ThiagoCF05/webnlg

Coverage tests

AmitMY opened this issue · 2 comments

Thanks for doing all this.

I have a question regarding coverage, and if you tested your manual work's coverage.

Looking at train, 7triplets, first sentence (first file I open), I see in the first sentence:

AGENT-1 was born in PATIENT-4 and is from the U.S. . AGENT-1 graduated in 1955 from PATIENT-3 . AGENT-1 worked as PATIENT-2 and for NASA in PATIENT-6 . AGENT-1 spent PATIENT-5 in space and is now retired .

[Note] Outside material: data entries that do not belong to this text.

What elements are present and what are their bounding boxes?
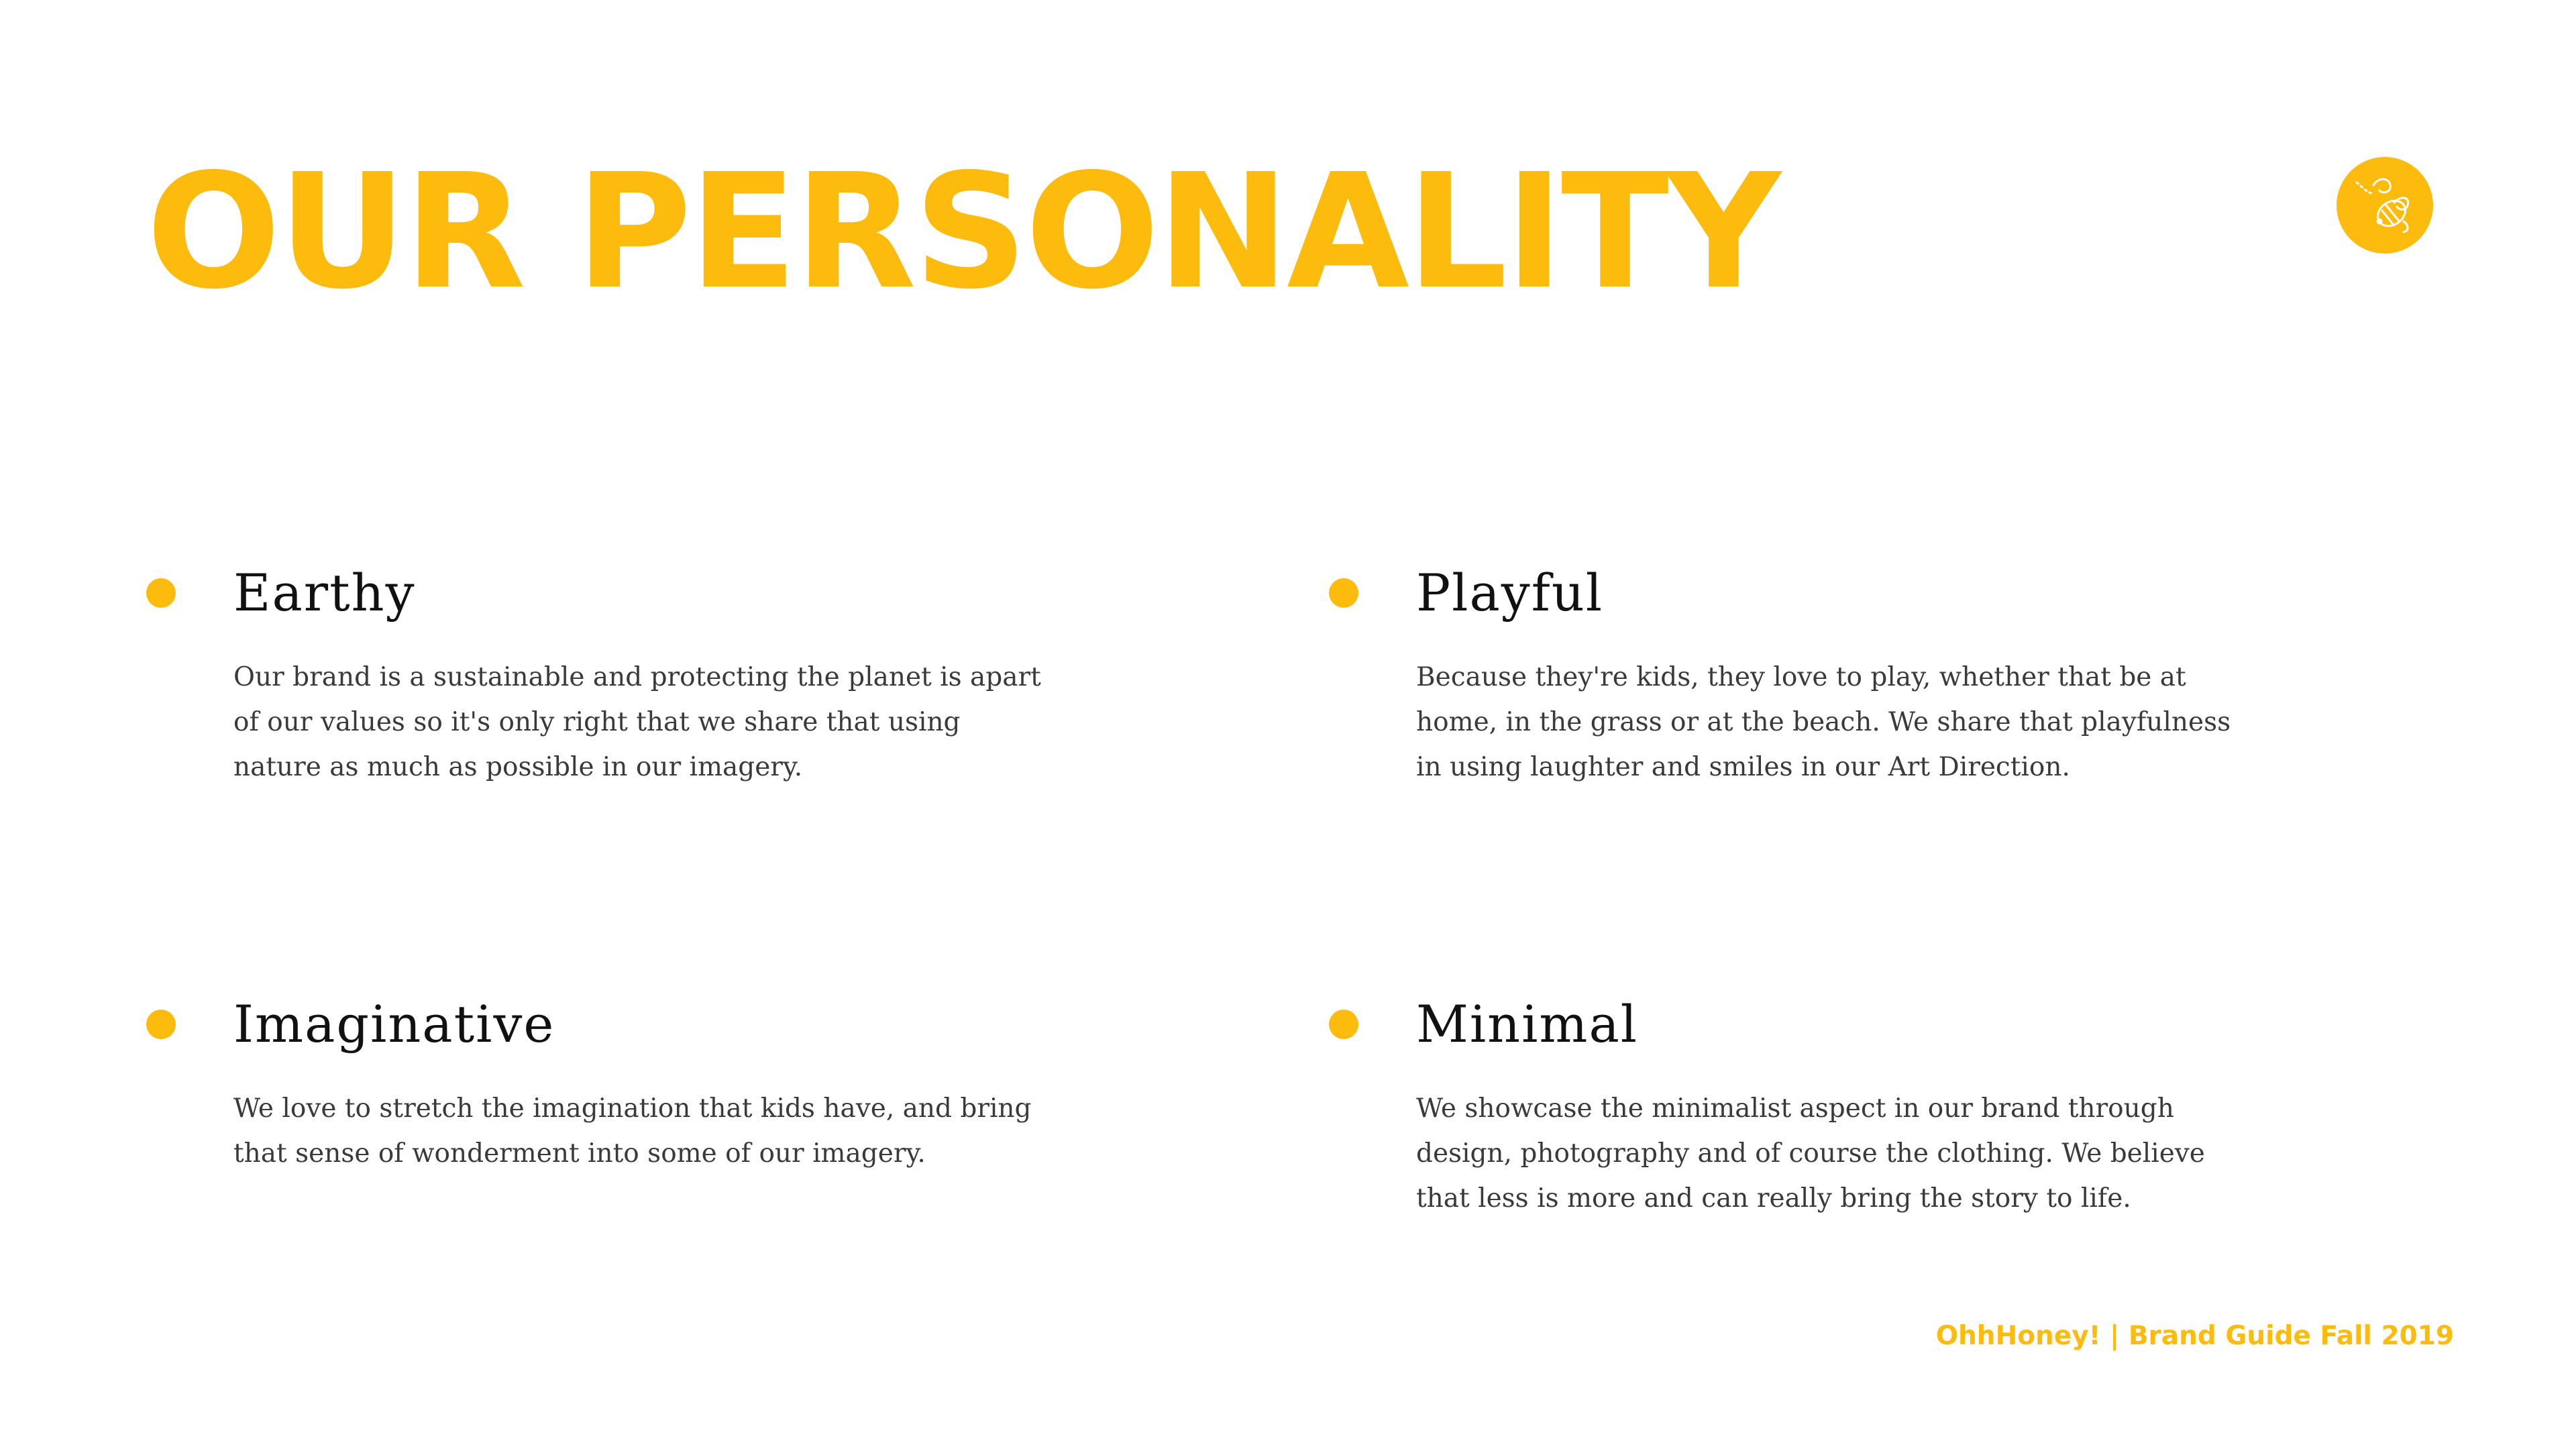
bullet-dot xyxy=(1329,1010,1358,1039)
trait-heading: Imaginative xyxy=(233,994,555,1054)
trait-heading: Playful xyxy=(1416,563,1604,623)
trait-heading: Earthy xyxy=(233,563,416,623)
page-title: OUR PERSONALITY xyxy=(146,140,1778,324)
brand-logo xyxy=(2337,157,2433,254)
footer-brand-line: OhhHoney! | Brand Guide Fall 2019 xyxy=(1935,1321,2454,1351)
trait-description: Because they're kids, they love to play, whether that be at home, in the grass or at the beach. We share that playfulness in using laughter and smiles in our Art Direction. xyxy=(1416,662,2231,782)
bee-icon xyxy=(2337,157,2433,254)
trait-description: We showcase the minimalist aspect in our brand through design, photography and of course the clothing. We believe that less is more and can really bring the story to life. xyxy=(1416,1093,2205,1214)
trait-heading: Minimal xyxy=(1416,994,1639,1054)
trait-description: We love to stretch the imagination that kids have, and bring that sense of wonderment into some of our imagery. xyxy=(233,1093,1032,1169)
trait-description: Our brand is a sustainable and protecting the planet is apart of our values so it's only right that we share that using nature as much as possible in our imagery. xyxy=(233,662,1041,782)
bullet-dot xyxy=(1329,578,1358,608)
bullet-dot xyxy=(146,578,176,608)
bullet-dot xyxy=(146,1010,176,1039)
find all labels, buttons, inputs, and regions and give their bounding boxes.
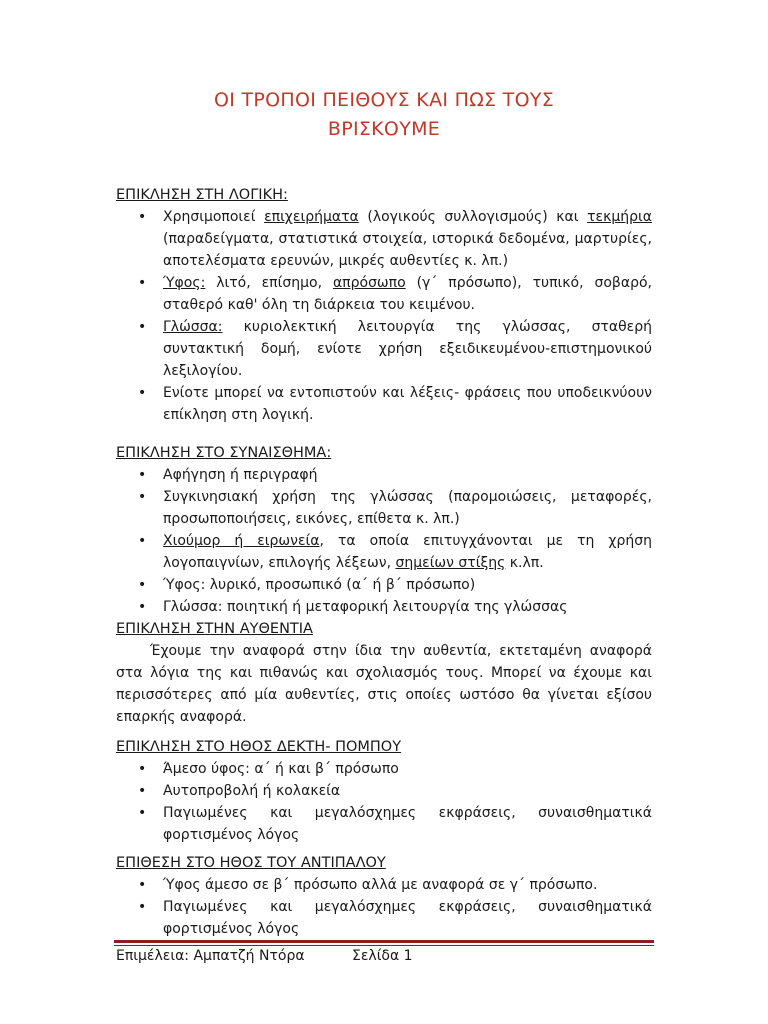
underlined-text: Γλώσσα: xyxy=(163,319,223,335)
list-item xyxy=(116,530,652,574)
section-heading-ethos: ΕΠΙΚΛΗΣΗ ΣΤΟ ΗΘΟΣ ΔΕΚΤΗ- ΠΟΜΠΟΥ xyxy=(116,739,402,755)
list-item xyxy=(116,206,652,272)
paragraph-authority: Έχουμε την αναφορά στην ίδια την αυθεντία, εκτεταμένη αναφορά στα λόγια της και πιθανώς και σχολιασμός τους. Μπορεί να έχουμε και περισσότερες από μία αυθεντίες, στις οποίες ωστόσο θα γίνεται εξίσου επαρκής αναφορά. xyxy=(116,643,652,725)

U.S. should be replaced with PATIENT-1, the entire in 1955 from UT Austin with a B.S with PATIENT-3 and retired should be replaced with PATIENT-7.

Would you say that hese kind of problems are to be expected? Did you do any coverage test to make sure you didn't leave anything? (for 2 of these cases above, an automated test can catch them)

Dear,

Thank you very much for this. We did a test coverage, but you are right. The quality of the domains Monument and Astronaut in the train/7triples are very poor and you should not expect this in the rest of the corpus. We are sorry and will fix this as soon as possible (in 2 weeks).

Dear Amit,

The problem with the 7triples instances in the training set were reviewed and fixed. In the next day we are going to run our automatic script to extract discourse information and referring expressions.